I’m trying to setup a wildcard certificate for my domain. The problem I’m having is that the certbot is asking me to setup a DNS TXT record under the name “_acme-challenge.hepatica.site” which, when I go to enter this in the domain.com site, the moment I add the “.hepatica.site” portion of the name, their page logic removes it which, in turn, restricts me from using the name that certbot generated. Is there any way to get certbot to generate a different (or random) name that could get past this script?

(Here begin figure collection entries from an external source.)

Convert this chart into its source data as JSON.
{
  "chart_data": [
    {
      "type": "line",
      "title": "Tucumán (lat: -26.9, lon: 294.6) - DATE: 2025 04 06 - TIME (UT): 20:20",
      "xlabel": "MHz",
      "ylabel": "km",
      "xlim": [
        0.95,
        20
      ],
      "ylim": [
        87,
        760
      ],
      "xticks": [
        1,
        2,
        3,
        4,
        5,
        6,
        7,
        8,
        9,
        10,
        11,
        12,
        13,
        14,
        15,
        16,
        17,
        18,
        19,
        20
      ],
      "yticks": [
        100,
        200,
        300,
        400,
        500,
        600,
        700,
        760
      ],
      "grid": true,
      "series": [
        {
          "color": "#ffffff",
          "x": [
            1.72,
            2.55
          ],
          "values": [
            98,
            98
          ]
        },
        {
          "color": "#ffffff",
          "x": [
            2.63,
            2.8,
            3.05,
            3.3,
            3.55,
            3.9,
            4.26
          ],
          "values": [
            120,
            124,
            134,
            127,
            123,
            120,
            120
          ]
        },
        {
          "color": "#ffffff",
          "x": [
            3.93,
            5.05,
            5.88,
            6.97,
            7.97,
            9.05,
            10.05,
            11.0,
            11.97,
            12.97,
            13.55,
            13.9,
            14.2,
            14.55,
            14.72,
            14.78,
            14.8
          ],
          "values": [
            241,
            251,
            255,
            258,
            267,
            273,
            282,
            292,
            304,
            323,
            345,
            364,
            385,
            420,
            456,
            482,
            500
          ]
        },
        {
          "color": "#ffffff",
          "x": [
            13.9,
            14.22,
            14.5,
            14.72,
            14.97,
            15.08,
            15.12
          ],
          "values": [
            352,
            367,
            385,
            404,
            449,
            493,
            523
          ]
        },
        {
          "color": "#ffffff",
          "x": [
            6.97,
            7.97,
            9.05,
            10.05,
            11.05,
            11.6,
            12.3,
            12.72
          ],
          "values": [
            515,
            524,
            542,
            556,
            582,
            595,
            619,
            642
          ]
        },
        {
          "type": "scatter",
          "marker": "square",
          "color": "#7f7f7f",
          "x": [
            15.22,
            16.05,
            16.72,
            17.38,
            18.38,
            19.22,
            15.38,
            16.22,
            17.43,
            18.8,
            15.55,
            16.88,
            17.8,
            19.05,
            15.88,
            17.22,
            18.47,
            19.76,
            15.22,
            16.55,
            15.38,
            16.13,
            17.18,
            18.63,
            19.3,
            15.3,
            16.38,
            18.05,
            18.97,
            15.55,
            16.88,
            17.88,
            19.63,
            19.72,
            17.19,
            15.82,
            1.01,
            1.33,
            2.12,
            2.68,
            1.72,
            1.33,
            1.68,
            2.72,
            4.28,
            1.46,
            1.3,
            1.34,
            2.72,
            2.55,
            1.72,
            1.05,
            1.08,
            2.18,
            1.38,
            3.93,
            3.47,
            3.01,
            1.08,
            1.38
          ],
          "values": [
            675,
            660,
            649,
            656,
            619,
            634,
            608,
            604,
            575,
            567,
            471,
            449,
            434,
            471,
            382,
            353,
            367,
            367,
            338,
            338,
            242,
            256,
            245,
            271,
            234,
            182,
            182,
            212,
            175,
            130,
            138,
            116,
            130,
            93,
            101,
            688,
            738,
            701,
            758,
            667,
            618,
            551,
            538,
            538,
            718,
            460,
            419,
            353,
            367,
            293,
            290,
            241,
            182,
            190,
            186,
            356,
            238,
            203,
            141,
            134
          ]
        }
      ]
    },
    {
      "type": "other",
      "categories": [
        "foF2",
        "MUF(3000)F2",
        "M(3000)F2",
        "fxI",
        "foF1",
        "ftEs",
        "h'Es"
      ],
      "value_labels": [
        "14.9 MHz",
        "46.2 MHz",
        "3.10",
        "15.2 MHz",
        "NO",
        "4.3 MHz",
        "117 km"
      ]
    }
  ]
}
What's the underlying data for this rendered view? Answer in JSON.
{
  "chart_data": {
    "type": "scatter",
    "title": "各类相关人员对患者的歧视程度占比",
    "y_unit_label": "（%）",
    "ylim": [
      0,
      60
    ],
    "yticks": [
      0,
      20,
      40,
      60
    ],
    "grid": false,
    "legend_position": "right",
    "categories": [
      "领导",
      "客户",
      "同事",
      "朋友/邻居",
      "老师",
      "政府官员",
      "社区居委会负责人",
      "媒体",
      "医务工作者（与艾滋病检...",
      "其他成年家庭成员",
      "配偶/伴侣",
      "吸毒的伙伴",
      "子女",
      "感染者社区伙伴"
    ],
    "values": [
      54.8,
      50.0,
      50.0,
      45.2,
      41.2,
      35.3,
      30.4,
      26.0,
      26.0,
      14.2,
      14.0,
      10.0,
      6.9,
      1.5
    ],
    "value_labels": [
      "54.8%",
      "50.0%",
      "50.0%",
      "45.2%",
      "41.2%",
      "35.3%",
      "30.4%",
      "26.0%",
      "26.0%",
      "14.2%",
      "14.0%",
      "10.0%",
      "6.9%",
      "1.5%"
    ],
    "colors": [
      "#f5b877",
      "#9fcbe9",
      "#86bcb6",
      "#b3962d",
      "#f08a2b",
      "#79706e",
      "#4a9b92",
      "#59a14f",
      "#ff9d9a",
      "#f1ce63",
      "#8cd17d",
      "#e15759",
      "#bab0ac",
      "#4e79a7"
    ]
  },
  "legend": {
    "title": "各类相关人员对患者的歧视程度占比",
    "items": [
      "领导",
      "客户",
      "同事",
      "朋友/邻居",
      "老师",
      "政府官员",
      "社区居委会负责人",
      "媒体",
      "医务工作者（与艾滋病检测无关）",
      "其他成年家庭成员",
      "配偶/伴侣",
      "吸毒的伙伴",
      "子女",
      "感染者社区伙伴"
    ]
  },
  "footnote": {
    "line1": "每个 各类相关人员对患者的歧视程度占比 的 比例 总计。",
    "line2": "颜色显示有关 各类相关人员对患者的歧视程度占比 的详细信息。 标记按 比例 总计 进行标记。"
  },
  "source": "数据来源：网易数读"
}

My domain is: hepatica.site
I ran this command: certbot -d *.hepatica.site --manual --preferred-challenges dns certonly
It produced this output: Please deploy a DNS TXT record under the name _acme-challenge.hepatica.site with the following value:
Before continuing, verify the record is deployed.
My web server is (include version):
nginx
The operating system my web server runs on is (include version): debian
My hosting provider, if applicable, is: domain.com (for the DNS)
I can login to a root shell on my machine (yes or no, or I don’t know): yes
I’m using a control panel to manage my site (no, or provide the name and version of the control panel): no
The version of my client is (e.g. output of certbot --version or certbot-auto --version if you’re using Certbot): 0.28.0
In many DNS management UIs, you don’t need to enter the fully qualified name…only the portion that is beyond your domain name. So in your case, try just entering _acme-challenge instead of _acme-challenge.hepatica.site.
Fair enough, and good point, and I can target both with only the one -d option:
certbot -d *.hepatica.site,hepatica.site --manual --preferred-challenges dns certonly
It doesn’t, however, give me a DNS TXT name that excludes the “.hepatica.site” from the name. That is being stripped out by domain.com’s interface, resulting in me note being able to use it. That is my main issue that needs to be overcome (and I’m sooooo close to getting this done that I can taste it!)
It really boils down to the fact that either certbot needs to also generate a random name as well, or domain.com needs to stop stripping out the site’s domain name from the entry to allow people to specify.
It smells a little as if domain.com is savvy to certbot’s naming…but that may just be random conspiracy theorizing on my part… ;D
Awesome. That was very, very helpful to be able to see what the certbot was checking against. Got the confirmation from certbot and now I get to proceed on to other things. Thanks for the insight!